On a continent full of political ferment, Chile enjoys economic stability. The pencil-thin country at the bottom of the world has doubled its Gross Domestic Product, and cut in half its poverty rate with policies that its neighbors increasingly question: aggressive free trade and huge foreign investment.
That current good fortune is also a legacy of a darker past, a past that came full circle with the inauguration of Socialist President Michelle Bachelet earlier this year.
Bachelet, who was once imprisoned by dictator Augusto Pinochet, now occupies Pinochet's old office.
Pinochet has faded from the public scene. At age 90 and in ill health, the former strongman is under house arrest, facing charges of homicide and kidnapping related to his rule, which began in 1973 with a military coup.
But the memory of his regime is still very much alive. More than 3,000 people were either executed or simply "disappeared." An estimated 28,000 others were victims of torture under an iron-fisted regime that lasted 17 years.
Many were taken to Santiago's infamous Grimaldi Villa. Michelle Bachelet, then a young student, and her mother were among them. The former prison is now a memorial honoring the people executed there -- and the more than 200 who were simply never seen again. A granite wall on the grounds bears the victims' names.
"It causes great pain to see these names," says Margarita Romero, whose sister was detained at Grimaldi Villa. "They were made to disappear for a political vision. Today in Chile, we still don't know what happened to many of these people -- and many guilty walk free."
But that brutal dictatorship also laid the foundation for Chile's remarkable growth. Pinochet forced open the economy under the guiding hand of a group known as the "Chicago Boys," disciples of Milton Friedman, a free-market advocate and University of Chicago economist.
"And the model was imposed in the most ruthless imaginable way," says analyst Raul Sohr. "Eventually, it did work, and it does work ... Ever since Chile returned to democracy, a number of free-trade agreements have been signed. Exports have grown exponentially. Last year was the best year in Chilean economic history," Sohr says.
The one thing that has not changed in Chile's transition from dictatorship to democracy is the gap between rich and poor. The richest 20 percent still earns 14 times what the poorest 20 percent does.

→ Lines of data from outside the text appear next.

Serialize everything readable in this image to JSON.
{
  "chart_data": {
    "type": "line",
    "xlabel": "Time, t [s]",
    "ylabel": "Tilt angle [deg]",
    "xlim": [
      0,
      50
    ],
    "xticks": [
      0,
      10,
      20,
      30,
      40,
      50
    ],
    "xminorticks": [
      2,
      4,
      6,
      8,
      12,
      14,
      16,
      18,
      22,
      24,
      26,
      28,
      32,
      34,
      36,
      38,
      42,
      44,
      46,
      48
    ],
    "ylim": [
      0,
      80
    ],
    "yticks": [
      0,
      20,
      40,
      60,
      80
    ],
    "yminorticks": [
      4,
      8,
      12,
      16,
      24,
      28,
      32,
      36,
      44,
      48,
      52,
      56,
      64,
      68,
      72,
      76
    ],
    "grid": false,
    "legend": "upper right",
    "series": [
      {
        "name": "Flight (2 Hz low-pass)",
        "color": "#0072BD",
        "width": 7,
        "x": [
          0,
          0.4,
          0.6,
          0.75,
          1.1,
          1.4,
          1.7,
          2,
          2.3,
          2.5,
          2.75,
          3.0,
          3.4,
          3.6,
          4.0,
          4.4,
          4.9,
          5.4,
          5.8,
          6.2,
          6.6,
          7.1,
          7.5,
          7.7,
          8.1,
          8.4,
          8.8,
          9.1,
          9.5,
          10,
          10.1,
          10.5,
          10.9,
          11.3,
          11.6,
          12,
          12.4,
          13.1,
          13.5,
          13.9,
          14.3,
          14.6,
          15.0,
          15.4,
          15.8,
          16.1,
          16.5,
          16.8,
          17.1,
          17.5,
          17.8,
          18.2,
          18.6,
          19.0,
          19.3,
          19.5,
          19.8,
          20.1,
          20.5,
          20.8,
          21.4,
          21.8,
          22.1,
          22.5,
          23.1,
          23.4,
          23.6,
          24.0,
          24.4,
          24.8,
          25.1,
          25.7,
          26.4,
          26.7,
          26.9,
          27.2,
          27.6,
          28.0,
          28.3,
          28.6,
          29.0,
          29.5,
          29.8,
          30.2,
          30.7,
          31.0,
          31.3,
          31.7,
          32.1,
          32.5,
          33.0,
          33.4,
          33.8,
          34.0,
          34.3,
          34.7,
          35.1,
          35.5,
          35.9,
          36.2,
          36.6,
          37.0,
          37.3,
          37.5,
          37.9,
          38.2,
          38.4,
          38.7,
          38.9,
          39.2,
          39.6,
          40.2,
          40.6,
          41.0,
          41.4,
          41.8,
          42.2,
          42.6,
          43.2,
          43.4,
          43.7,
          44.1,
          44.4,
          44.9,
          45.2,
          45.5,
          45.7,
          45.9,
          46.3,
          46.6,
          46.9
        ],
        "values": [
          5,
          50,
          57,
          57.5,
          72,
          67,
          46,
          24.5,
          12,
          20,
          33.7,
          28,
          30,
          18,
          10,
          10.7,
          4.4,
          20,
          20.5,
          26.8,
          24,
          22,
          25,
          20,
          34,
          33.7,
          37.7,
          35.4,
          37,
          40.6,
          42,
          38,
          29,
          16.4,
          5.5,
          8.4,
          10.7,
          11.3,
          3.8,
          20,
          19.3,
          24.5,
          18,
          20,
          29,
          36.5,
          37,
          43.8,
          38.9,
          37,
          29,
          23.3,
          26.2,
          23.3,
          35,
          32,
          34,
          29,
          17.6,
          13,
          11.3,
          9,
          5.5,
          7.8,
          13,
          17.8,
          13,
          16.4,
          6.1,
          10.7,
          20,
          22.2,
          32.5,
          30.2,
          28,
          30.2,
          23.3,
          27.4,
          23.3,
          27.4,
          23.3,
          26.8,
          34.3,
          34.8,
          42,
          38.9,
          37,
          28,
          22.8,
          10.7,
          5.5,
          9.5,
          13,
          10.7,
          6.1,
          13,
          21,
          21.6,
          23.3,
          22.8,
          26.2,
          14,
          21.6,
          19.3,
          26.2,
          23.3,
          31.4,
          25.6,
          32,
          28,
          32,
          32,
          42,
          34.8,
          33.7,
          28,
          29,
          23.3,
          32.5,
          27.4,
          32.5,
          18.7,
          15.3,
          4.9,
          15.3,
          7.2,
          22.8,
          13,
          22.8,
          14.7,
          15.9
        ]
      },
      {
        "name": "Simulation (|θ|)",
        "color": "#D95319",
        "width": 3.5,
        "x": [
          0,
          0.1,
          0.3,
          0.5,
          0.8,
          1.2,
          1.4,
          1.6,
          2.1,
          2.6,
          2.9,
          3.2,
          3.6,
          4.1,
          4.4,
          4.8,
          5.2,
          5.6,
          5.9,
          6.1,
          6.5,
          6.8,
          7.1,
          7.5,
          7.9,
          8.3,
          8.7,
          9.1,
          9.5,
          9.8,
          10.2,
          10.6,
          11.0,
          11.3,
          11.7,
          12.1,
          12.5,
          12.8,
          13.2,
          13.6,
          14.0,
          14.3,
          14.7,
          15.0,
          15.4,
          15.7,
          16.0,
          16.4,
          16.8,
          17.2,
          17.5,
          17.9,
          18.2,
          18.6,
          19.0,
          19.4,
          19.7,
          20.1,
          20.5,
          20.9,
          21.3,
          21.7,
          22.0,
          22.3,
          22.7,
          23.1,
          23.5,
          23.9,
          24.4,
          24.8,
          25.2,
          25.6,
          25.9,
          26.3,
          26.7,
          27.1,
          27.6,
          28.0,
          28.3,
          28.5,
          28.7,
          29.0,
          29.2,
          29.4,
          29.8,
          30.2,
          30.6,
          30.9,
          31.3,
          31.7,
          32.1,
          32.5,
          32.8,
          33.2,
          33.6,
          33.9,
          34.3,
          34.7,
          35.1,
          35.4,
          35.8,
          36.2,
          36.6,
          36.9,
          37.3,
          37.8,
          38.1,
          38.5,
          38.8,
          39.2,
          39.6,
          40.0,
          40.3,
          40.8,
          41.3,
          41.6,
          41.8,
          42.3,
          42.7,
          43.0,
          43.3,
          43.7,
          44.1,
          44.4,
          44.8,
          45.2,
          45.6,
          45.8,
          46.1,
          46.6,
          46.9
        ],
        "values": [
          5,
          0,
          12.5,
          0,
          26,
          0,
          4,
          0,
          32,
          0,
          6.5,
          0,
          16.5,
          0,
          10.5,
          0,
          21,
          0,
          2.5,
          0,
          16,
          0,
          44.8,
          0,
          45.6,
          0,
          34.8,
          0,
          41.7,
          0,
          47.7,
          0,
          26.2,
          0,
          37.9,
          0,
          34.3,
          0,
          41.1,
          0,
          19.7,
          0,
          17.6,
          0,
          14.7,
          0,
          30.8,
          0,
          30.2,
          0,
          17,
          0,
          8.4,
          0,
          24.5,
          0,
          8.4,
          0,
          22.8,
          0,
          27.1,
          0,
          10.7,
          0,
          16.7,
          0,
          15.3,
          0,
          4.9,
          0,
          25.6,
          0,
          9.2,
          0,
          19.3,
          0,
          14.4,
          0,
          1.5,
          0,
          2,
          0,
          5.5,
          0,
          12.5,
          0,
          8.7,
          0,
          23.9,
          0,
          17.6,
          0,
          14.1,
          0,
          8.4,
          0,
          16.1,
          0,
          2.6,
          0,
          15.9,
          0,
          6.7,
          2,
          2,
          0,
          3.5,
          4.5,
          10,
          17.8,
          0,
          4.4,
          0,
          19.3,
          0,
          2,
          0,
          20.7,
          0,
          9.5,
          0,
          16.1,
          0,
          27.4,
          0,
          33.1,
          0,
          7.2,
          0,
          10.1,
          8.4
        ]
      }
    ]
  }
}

Exports of copper, wine, fruit and salmon are fueling economic growth. And everything from water to prisons to highways has been privatized. But the country's devotion to privatization has produced essentially two Chiles, according to analysts. There are hospitals for the rich which are world class, they say, and hospitals for the poor which provide only minimal care.
Anger about the disparity in education spilled over this past June. More than one million high school students took to the streets to protest Chile's Pinochet-era education system. Pinochet's last official act was to release free-market forces on education, which has effectively created a two-tiered system.
The students demanded repairs for dilapidated schools and free lunch for poor students. Bachelet, eager to be seen as the "human face" of Chile's development, earmarked $135 million more for education, ending the protests.
"She expresses this need for more affection within the society," economist Phillip Larrain says. "It's not just productivity and growth, it's also support for the weakest." But even some who support Bachelet are disillusioned with the country's free-market model, denouncing it as "neo-liberalism."
"You can never forget that the neo-liberal system wants you to stop thinking about your rights," says social worker Solidad Puebla. "It's not about rights -- it's about consuming. It's about work, work, work."
Bolivian President Evo Morales offered his economic alternative to thousands of Chilean leftists at a rally in Santiago last spring. To ringing applause, he decried unbridled free trade and declared that Bolivia would assert greater control over its natural resources.
But Washington, D.C., and Wall Street believe that Michelle Bachelet's mix of free trade, foreign investment and social spending is the best answer to Morales and his mentor, Venezuela's Hugo Chavez.
Chile's growth, however, is bittersweet: free market reforms inherited from a dictator. In speaking of confronting the past, Bachelet’s predecessor, President Ricardo Lagos, said: "There can be no tomorrow without a yesterday." What holds true for Chile's political reconciliation would seem to hold true for its economic success.